Hi everyone, I'm an 18 year old guy living in Australia, and I could really use some advice on my current situation. I've been seeing this girl, A., for a few months pretty irregularly (like once a week or so) but we keep in contact over Facebook constantly. I know she likes me, and I like her, but for whatever reason she doesn't really excite me (I don't just mean sexually), I just feel really comfortable around her. Don't get me wrong, she's attractive but I just don't feel much spark. Oh and I should mention, she's a friend of my sister so that's another reason I really don't want to hurt her.
Enter girl C., who's almost the complete opposite. She works at the same place as me, although we've only had a few shifts at the same time, and we've been to a couple of the same parties.
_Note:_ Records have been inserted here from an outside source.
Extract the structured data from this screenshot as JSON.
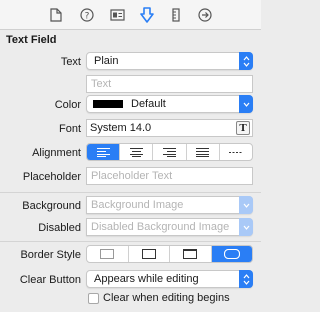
{
  "toolbar": {
    "tabs": [
      {
        "name": "file-inspector",
        "icon": "document-icon"
      },
      {
        "name": "quick-help",
        "icon": "question-icon"
      },
      {
        "name": "identity-inspector",
        "icon": "identity-card-icon"
      },
      {
        "name": "attributes-inspector",
        "icon": "attributes-down-arrow-icon",
        "selected": true
      },
      {
        "name": "size-inspector",
        "icon": "ruler-icon"
      },
      {
        "name": "connections-inspector",
        "icon": "arrow-circle-icon"
      }
    ]
  },
  "section": {
    "title": "Text Field"
  },
  "text": {
    "label": "Text",
    "value": "Plain",
    "field_placeholder": "Text"
  },
  "color": {
    "label": "Color",
    "value": "Default",
    "swatch": "#000000"
  },
  "font": {
    "label": "Font",
    "value": "System 14.0"
  },
  "alignment": {
    "label": "Alignment",
    "options": [
      "left",
      "center",
      "right",
      "justified",
      "natural"
    ],
    "selected": "left"
  },
  "placeholder": {
    "label": "Placeholder",
    "placeholder": "Placeholder Text"
  },
  "background": {
    "label": "Background",
    "placeholder": "Background Image"
  },
  "disabled": {
    "label": "Disabled",
    "placeholder": "Disabled Background Image"
  },
  "border_style": {
    "label": "Border Style",
    "options": [
      "none",
      "line",
      "bezel",
      "rounded-rect"
    ],
    "selected": "rounded-rect"
  },
  "clear_button": {
    "label": "Clear Button",
    "value": "Appears while editing"
  },
  "clear_when_editing": {
    "label": "Clear when editing begins",
    "checked": false
  },
  "colors": {
    "accent": "#2a7ef5"
  }
}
I am absolutely obsessed with her - she's exciting and interesting and fun to be around (and sexy as hell, like that matters psssh). We're friends, but not that close due to rarely seeing each other; she's hinted a couple of times that she likes me more than that. Then a week or so ago she started going out with this other guy (so of course now I'm beating myself up for not asking her out ages ago).
Before she started seeing this guy, I thought I should just try to get to know C. better so I could tell if I just had a temporary fixation on her or whether I liked her enough to ask her out and stop seeing A. Of course I still want to do that, only now I feel like a complete dick. Even if I ignore C., I still can't stop thinking about her and that's making me really confused about A. who now seems boring (which sounds terrible) - and I'm a bit ashamed that I'm pretending to A. that I'm more into her than I currently am. At the same time, I don't want to stop seeing A., because she's my first real relationship, I do like her a lot as a friend and I don't want to lose that, and because I'm worried that I'll just get over my obsession with C. and realise that breaking up with A. was a massive mistake.
Sooo, what do I do? At the moment I'm just being dishonest to everyone and it's not going to make them (or me) happy :/ I'd really appreciate anyone's advice.